Celle d’une présidence faible et d’une grande impopularité. Ebrahim Raïssi a dû faire face à de grands mouvements de contestation, comme le mouvement des libertés après la mort de Mahsa Amini, qui a atteint une ampleur qui n’avait pas été vue depuis la contestation de l’élection frauduleuse de Mahmoud Ahmadinejad en 2009. Par ailleurs, il avait promis de venir en aide aux déshérités, aux précaires. Or, sur le plan social et économique, sa présidence est un échec. Il n'a pas réussi à redresser la barre du pays avec un taux d'inflation qui reste élevé et qui dépasse les 40 % depuis plusieurs mois. Il y a aussi des manifestations presque quotidiennes de certaines catégories de la population qui demandent des augmentations de salaires ou le versement des pensions. Il a enfin symbolisé une fracture de plus en plus grande entre le régime et sa population, apparaissant à de nombreuses reprises comme l’exécutant et le protégé d’Ali Khamenei, notamment dans le choix très verrouillé des candidats autorisés à se présenter aux élections.
Il y a eu des scènes de joie diffusées sur les réseaux sociaux par ses opposants et des scènes de prière diffusées par le régime. Que penser de ces images ?
Les enquêtes de terrain étant interdites en Iran, c'est très difficile de répondre à cette question. Il y a la propagande du régime pour montrer qu’il y a une tristesse populaire, qu’Ebrahim Raïssi était reconnu, qu’il avait une légitimité. Et de l’autre côté il y a ces scènes de joie, des feux d’artifice qui ont été tirés, en particulier à Téhéran, ce qui n’est pas anodin alors que la répression brutale des opposants est toujours bien en place. Il est toutefois difficile d’évaluer leur ampleur, mais ce qui est certain, c’est que son impopularité était importante chez une grande partie de la population. Le faible taux de participation aux dernières élections en est la preuve.
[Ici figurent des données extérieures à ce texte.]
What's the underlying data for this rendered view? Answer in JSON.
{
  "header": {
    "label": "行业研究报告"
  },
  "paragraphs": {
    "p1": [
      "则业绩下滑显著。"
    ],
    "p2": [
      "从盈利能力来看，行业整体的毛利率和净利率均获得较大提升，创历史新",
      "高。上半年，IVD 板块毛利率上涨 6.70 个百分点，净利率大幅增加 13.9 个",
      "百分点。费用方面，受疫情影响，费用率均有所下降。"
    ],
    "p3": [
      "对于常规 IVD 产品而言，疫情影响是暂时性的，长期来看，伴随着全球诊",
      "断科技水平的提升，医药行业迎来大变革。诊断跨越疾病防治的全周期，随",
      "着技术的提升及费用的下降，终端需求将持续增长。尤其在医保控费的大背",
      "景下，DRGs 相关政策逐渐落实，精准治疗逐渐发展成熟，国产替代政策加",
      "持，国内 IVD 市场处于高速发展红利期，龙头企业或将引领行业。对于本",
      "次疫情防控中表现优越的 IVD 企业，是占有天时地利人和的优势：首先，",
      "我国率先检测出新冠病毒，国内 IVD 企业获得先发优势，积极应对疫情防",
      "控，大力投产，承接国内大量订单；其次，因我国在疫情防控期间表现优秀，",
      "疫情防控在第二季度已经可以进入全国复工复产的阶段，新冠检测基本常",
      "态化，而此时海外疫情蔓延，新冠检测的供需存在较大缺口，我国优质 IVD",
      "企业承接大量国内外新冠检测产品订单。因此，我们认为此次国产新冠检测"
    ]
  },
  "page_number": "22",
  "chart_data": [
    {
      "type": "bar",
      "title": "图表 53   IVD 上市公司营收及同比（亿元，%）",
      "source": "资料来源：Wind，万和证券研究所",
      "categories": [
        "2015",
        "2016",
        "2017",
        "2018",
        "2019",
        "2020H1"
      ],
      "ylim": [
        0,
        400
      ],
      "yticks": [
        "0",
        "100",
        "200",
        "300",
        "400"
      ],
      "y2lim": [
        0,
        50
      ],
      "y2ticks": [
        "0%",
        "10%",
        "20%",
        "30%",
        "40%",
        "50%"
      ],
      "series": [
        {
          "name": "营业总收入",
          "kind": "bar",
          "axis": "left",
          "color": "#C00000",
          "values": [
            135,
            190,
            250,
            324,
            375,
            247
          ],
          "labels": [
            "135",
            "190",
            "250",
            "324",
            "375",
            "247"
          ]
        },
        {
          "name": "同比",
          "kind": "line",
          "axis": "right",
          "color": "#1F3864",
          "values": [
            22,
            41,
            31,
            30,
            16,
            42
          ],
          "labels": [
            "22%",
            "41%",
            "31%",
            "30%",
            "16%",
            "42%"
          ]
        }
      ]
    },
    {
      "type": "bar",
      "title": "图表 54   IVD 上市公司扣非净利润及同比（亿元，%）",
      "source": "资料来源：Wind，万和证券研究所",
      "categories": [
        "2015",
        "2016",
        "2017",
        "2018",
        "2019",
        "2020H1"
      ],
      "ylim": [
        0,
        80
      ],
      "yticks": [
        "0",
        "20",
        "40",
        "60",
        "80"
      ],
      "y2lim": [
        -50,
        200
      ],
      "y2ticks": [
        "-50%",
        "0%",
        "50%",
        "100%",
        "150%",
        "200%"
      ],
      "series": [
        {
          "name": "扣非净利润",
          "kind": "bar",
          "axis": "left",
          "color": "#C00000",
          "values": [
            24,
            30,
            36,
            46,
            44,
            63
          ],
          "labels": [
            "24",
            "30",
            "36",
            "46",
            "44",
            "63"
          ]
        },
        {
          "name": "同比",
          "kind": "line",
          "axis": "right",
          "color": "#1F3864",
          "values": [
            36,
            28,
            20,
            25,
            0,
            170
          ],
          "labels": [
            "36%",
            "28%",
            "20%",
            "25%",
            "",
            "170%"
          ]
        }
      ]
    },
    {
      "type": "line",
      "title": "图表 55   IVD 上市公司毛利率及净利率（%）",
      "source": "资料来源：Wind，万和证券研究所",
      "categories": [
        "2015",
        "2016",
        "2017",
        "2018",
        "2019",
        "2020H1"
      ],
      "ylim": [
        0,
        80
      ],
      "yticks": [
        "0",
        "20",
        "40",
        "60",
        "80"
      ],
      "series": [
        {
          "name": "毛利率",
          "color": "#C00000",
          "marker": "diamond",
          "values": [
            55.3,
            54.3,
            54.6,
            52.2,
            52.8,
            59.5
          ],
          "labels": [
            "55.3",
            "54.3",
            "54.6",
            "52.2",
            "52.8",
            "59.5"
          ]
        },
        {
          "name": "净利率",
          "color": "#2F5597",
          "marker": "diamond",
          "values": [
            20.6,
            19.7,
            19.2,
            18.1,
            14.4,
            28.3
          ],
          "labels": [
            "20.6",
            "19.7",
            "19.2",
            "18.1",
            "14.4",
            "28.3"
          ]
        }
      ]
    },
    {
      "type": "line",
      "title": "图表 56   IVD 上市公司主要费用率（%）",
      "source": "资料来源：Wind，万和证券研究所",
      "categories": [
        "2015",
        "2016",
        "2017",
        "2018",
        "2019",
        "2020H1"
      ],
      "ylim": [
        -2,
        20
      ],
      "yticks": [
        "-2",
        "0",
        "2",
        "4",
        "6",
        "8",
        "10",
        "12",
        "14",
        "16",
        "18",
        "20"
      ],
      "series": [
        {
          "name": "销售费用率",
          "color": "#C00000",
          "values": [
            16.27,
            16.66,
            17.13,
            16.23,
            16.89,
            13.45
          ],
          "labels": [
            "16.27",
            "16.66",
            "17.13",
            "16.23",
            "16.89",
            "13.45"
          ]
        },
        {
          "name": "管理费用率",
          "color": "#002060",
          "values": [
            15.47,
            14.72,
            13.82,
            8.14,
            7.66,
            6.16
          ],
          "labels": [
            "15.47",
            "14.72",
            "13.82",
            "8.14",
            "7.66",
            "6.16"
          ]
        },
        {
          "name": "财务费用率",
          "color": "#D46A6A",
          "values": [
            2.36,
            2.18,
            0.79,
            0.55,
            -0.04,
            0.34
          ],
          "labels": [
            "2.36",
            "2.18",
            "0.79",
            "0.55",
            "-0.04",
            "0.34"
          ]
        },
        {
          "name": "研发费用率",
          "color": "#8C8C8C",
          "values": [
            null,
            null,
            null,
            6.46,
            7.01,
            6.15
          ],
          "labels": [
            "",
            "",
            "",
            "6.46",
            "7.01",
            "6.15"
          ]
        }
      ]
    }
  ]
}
À quoi faut-il s’attendre lors des prochaines semaines en Iran ?
La campagne présidentielle va être très courte. Quel candidat va réussir à émerger alors que le pouvoir a considérablement restreint le cercle politique en Iran autour du noyau dur proche de Khamenei ? Il y avait encore de la place il y a quelques années pour des personnalités modérées, mais elles ont complètement été marginalisées. Tout a été fait ces derniers temps pour faciliter le maintien au pouvoir des ultra-conservateurs. La mort d’Ebrahim Raïssi vient chambouler cet édifice et il va falloir trouver un remplaçant ayant les mêmes caractéristiques et capable de rassurer le noyau dur du régime.